Hearing and HPD outcomes
Some of the included studies collected data on hearing health outcomes. For instance, Beach et al. [2] and Degeest et al. [33] reported that 86.0% and 64.8% of their participants, respectively, had experienced noise-induced tinnitus. Similar findings were observed for NIHL: 70.8% of participants in Degeest et al. [33] reported experiencing NIHL “sometimes to always” after noise exposure. Mahomed et al. [45] also found that 21.4% of their participants experienced NIHL after each loud noise exposure. Additionaly, 82.6% of participants described being at least sometimes sensitive to noise following loud music exposure [33]. Widen [54] reported that 5.4% of their 240 participants had permanent tinnitus and 14.1% experienced hyperacusis at least 50% of the time. Zocoli et al. [58] found that participants commonly experienced temporary tinnitus after specific music-related exposures: 45% after leaving a disco club, 28% after attending a concert, and 11% after listening to music through an audio device. However, permanent tinnitus was also rare in their sample, reported by only 0.4% of participants. [59]
Participants’ attitudes toward HPDs was another recurrent outcome investigated by the included studies.
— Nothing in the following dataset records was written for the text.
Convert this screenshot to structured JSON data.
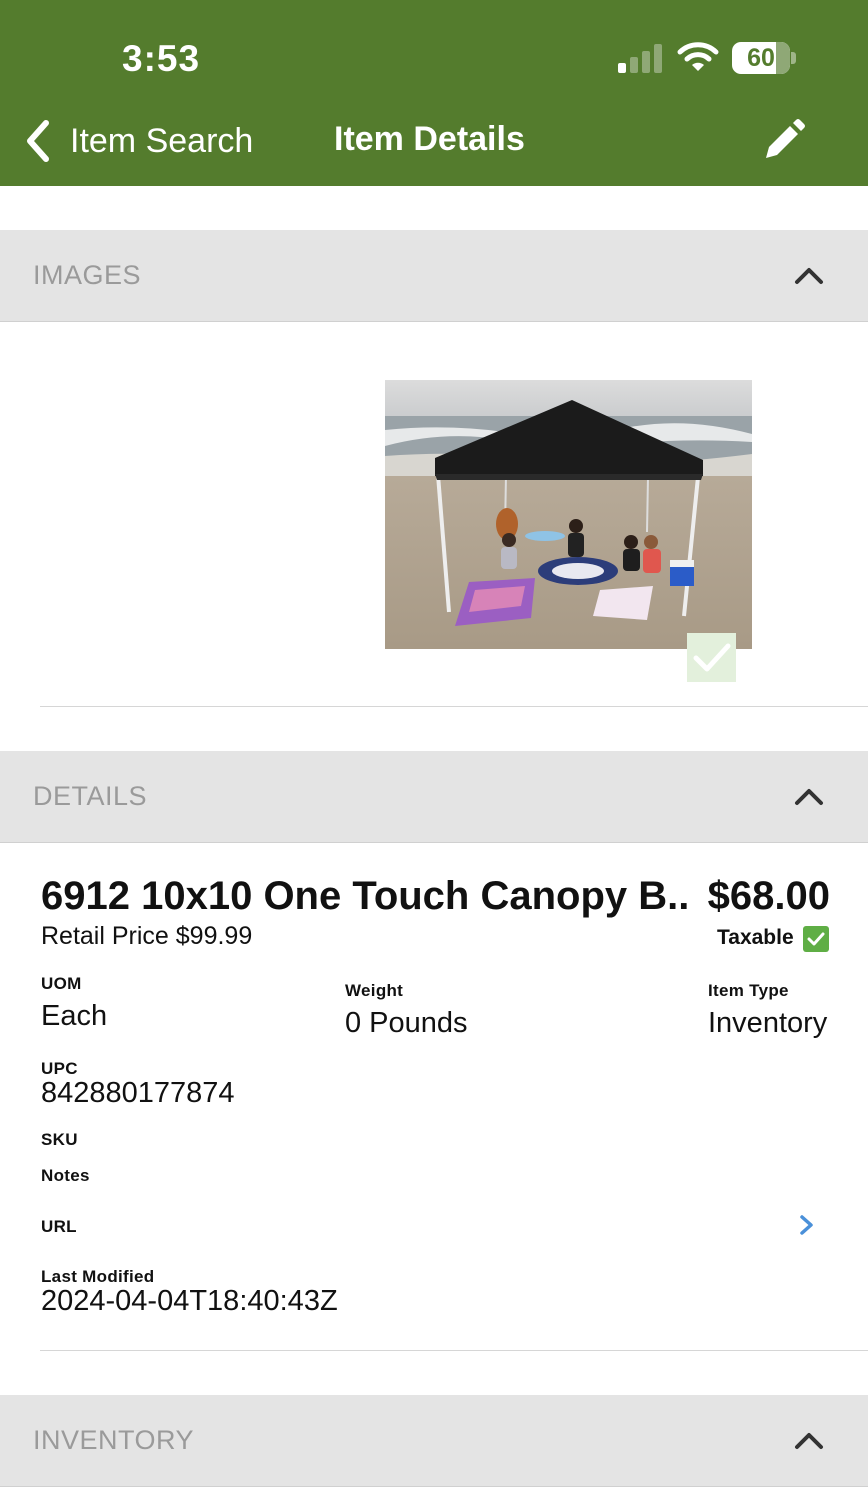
{
  "status_bar": {
    "time": "3:53",
    "battery": "60"
  },
  "nav": {
    "back_label": "Item Search",
    "title": "Item Details"
  },
  "colors": {
    "header": "#547c2d",
    "section_bg": "#e4e4e4",
    "check_green": "#5fae45",
    "link_blue": "#4a90d9"
  },
  "images_section": {
    "title": "IMAGES"
  },
  "details_section": {
    "title": "DETAILS",
    "item_name": "6912 10x10 One Touch Canopy B...",
    "price": "$68.00",
    "retail_price": "Retail Price $99.99",
    "taxable_label": "Taxable",
    "taxable": true,
    "uom_label": "UOM",
    "uom": "Each",
    "weight_label": "Weight",
    "weight": "0 Pounds",
    "item_type_label": "Item Type",
    "item_type": "Inventory",
    "upc_label": "UPC",
    "upc": "842880177874",
    "sku_label": "SKU",
    "notes_label": "Notes",
    "url_label": "URL",
    "last_modified_label": "Last Modified",
    "last_modified": "2024-04-04T18:40:43Z"
  },
  "inventory_section": {
    "title": "INVENTORY"
  },
  "icons": {
    "back": "chevron-left-icon",
    "edit": "pencil-icon",
    "toggle": "chevron-up-icon",
    "url": "chevron-right-icon",
    "check": "checkmark-icon"
  }
}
Beach et al. [2], Degeest et al. [33] and Eichwald et al. [30] reported a variety in willingness to use HPDs ranging from 14.9% to 68.3%. Degeest et al. [29,33] used factor 5 of the Beliefs About Hearing Protection and Hearing Loss (BAHPHL) [60] questionnaire to assess the behavioral intentions of their participants regarding hearing health on a scale from 1–5. A high score corresponds to an attitude where one does not care about the possible consequences of hearing loss and is unaware of the benefits of HPDs. Whilst the Degeest et al. 2021 study [33] reported a mean of 3.3 (95% CI = 3.03–3.57) on the questionnaire, the Degeest et al. 2018 study [29] showed a lower mean value of 1.98 (95% CI = 1.66–2.30). This may be due to differences in sample sizes (n = 236 and n = 43 respectively) or the different age groups of focus (teenagers attending high school and young adults of 18–30 years old respectively). Keppler et al. [44] reported a mean of 2.94 (SD = 1.10) on the BAHPHL questionnaire. Prevention of noise-induced hearing symptoms was determined as the most important reason to use HPD by Gilles et al. [12]. The most significant reason to not use it was” I never thought about using it.”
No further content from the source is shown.